So…where do I begin? So both flights were fairly turbulent in my eyes. No more than, say, 5-10 mins of what I consider to be smooth. But, I progressed definitely. 100% certain of that.
My fear “ended earlier” than it has done on any previous flight I can remember I.e. On the way out, the fear almost completely disappeared after about 60% of the flights duration and I even went to the toilet when it was a little bumpy. Interestingly, I did question in my own mind “why doesn’t the pilot just ascend a few thousand more feet to get out of this high cloud” and I actually came up with the own answer in my head which is a first, for definite. It was answering my own question but it was a “Keith” response! “Because it’s not dangerous”!
The other achievement was not immediately looking up to see if the seatbelt sign had been switched on when hearing the beeps in the cabin.

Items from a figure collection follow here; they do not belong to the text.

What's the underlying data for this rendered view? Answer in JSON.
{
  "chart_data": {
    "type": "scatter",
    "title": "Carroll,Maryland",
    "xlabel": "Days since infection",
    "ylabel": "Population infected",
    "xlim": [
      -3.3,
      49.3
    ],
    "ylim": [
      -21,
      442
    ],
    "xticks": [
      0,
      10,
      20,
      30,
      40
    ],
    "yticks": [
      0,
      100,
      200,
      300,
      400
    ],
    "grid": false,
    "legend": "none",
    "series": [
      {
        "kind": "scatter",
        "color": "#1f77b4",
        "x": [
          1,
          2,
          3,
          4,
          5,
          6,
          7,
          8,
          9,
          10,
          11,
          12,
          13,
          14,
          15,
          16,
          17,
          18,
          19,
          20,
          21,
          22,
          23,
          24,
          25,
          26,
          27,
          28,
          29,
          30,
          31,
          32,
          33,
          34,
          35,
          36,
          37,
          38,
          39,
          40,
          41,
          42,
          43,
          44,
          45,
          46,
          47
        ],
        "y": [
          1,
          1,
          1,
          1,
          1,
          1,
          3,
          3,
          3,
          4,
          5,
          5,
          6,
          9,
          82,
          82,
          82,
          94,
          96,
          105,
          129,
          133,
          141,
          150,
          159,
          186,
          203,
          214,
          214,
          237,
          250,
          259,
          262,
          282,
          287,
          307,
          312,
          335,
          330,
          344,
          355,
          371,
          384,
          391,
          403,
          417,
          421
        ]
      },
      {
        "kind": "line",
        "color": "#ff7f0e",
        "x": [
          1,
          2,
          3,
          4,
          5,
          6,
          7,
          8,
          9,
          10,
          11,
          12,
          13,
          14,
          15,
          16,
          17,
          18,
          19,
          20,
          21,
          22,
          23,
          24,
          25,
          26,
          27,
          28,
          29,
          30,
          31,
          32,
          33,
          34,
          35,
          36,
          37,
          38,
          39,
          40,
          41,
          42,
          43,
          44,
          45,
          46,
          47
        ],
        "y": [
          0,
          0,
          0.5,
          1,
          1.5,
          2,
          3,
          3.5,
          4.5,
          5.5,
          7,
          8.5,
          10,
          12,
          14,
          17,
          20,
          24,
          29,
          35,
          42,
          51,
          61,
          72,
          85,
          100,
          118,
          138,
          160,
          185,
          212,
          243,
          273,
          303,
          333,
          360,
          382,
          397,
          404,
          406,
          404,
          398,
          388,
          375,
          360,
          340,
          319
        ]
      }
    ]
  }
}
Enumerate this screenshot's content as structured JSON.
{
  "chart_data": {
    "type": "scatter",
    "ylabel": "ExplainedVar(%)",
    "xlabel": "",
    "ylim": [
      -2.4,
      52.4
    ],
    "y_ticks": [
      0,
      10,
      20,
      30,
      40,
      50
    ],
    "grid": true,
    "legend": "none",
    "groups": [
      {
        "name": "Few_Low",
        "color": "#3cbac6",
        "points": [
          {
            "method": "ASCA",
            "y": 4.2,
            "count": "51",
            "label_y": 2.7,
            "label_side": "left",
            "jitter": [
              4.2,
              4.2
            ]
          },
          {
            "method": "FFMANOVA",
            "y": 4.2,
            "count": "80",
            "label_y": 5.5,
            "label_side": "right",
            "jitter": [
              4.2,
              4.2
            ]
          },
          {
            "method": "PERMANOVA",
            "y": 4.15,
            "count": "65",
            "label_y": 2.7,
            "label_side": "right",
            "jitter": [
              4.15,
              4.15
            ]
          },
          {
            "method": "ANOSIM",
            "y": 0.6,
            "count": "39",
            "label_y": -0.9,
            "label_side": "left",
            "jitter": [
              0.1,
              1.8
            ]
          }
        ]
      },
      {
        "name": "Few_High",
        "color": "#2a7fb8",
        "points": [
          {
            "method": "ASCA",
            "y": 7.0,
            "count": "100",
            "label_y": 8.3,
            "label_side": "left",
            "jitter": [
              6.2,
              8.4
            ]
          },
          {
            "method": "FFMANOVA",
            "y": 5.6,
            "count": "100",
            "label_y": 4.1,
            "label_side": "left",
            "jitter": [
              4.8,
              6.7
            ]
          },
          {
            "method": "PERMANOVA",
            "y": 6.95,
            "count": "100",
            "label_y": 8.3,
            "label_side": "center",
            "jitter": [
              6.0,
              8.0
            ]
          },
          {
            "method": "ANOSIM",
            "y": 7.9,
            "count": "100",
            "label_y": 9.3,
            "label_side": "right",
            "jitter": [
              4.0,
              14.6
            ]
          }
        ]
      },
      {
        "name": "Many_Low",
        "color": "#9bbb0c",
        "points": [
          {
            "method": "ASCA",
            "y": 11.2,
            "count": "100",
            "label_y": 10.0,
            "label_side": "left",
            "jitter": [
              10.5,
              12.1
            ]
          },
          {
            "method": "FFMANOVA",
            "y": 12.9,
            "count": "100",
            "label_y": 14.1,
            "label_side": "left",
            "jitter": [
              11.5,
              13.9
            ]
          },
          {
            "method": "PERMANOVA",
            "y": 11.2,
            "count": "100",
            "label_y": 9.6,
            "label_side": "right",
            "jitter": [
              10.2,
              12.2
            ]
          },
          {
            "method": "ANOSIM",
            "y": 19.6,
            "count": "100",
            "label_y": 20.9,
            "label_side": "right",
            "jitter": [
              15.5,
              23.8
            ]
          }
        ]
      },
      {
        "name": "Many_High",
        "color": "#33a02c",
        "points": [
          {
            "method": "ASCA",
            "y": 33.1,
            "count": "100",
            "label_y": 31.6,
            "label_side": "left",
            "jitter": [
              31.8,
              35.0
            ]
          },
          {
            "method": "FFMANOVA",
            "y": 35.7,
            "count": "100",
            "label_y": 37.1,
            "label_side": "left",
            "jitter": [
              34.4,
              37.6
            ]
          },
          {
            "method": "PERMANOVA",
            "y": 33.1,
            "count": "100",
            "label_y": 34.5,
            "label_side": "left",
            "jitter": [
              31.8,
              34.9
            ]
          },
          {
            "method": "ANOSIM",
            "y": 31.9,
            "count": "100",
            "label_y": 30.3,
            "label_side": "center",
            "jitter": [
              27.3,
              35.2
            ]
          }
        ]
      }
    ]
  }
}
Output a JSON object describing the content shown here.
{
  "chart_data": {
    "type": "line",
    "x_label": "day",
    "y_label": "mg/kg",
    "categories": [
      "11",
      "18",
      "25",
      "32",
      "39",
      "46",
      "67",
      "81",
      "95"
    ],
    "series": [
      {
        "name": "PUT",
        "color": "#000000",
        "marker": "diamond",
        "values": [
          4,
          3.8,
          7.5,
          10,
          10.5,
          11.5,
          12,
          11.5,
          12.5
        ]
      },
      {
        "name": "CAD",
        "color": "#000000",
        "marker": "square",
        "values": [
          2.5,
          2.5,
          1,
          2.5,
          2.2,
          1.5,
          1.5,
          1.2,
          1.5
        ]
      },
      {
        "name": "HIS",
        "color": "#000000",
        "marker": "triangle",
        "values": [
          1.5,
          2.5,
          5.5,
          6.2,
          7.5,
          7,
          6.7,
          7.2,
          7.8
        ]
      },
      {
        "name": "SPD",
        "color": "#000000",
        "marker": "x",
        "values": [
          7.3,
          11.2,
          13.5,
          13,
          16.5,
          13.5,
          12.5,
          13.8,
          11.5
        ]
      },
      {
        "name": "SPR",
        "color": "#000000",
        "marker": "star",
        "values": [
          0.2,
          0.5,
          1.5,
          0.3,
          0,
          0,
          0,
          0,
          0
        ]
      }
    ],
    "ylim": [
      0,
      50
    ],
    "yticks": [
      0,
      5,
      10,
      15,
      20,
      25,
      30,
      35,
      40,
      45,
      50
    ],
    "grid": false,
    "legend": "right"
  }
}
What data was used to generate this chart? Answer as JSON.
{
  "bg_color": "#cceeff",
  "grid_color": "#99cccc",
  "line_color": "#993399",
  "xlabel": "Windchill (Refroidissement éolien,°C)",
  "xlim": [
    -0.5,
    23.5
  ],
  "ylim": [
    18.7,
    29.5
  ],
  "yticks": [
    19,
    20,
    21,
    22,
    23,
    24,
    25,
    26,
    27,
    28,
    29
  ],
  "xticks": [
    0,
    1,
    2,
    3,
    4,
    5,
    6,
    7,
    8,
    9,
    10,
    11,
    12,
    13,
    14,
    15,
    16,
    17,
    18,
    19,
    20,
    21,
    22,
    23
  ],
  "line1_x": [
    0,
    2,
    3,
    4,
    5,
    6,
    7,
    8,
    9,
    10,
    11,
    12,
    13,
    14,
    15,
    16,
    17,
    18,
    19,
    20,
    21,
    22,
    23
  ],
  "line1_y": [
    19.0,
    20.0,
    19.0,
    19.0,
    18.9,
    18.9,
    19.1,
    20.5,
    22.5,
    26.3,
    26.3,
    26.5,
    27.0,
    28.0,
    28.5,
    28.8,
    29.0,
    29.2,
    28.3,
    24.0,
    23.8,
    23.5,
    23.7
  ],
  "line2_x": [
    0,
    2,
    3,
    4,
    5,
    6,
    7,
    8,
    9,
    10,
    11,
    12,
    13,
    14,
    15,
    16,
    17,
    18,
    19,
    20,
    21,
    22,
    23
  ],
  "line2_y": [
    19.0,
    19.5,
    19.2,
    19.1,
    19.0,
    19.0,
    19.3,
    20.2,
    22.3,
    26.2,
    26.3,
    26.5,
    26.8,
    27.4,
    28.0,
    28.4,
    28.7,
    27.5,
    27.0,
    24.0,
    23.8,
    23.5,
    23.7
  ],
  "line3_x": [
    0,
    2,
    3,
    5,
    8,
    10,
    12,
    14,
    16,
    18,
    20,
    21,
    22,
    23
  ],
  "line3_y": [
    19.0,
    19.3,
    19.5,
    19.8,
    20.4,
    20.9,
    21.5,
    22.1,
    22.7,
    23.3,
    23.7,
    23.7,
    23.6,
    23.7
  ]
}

I left it 20 seconds before doing so (rather than an immediate glance up to see if I needed to strap myself in tightly!). Another achievement was relying less on looking out the window to remind my brain that we weren’t falling during the little bumps. I still needed to from time to time but less so and at one point I closed the window shutter to help with that.
I had an exercise book to jot down thoughts/flight diary etc. and focus attention etc.
I did have a few elastic band snaps on the flight out but that was ok and all part of the process I guess.
Way back was a little more bumpy but was quite calm at the airport and even getting on the plane and taxiing. Seatbelt sign came on for 10 mins or so at cruising and that was a challenge but I did my breathing and used the window view to assist. Didn’t get anywhere near full panic mode but it was a challenge.
So, as I write this I am thinking that the next time I need to go to XXX for work I may suggest flying instead of what I normally do which is get the train!
If I am not flying for a while now, any hints/tips on what I need to do?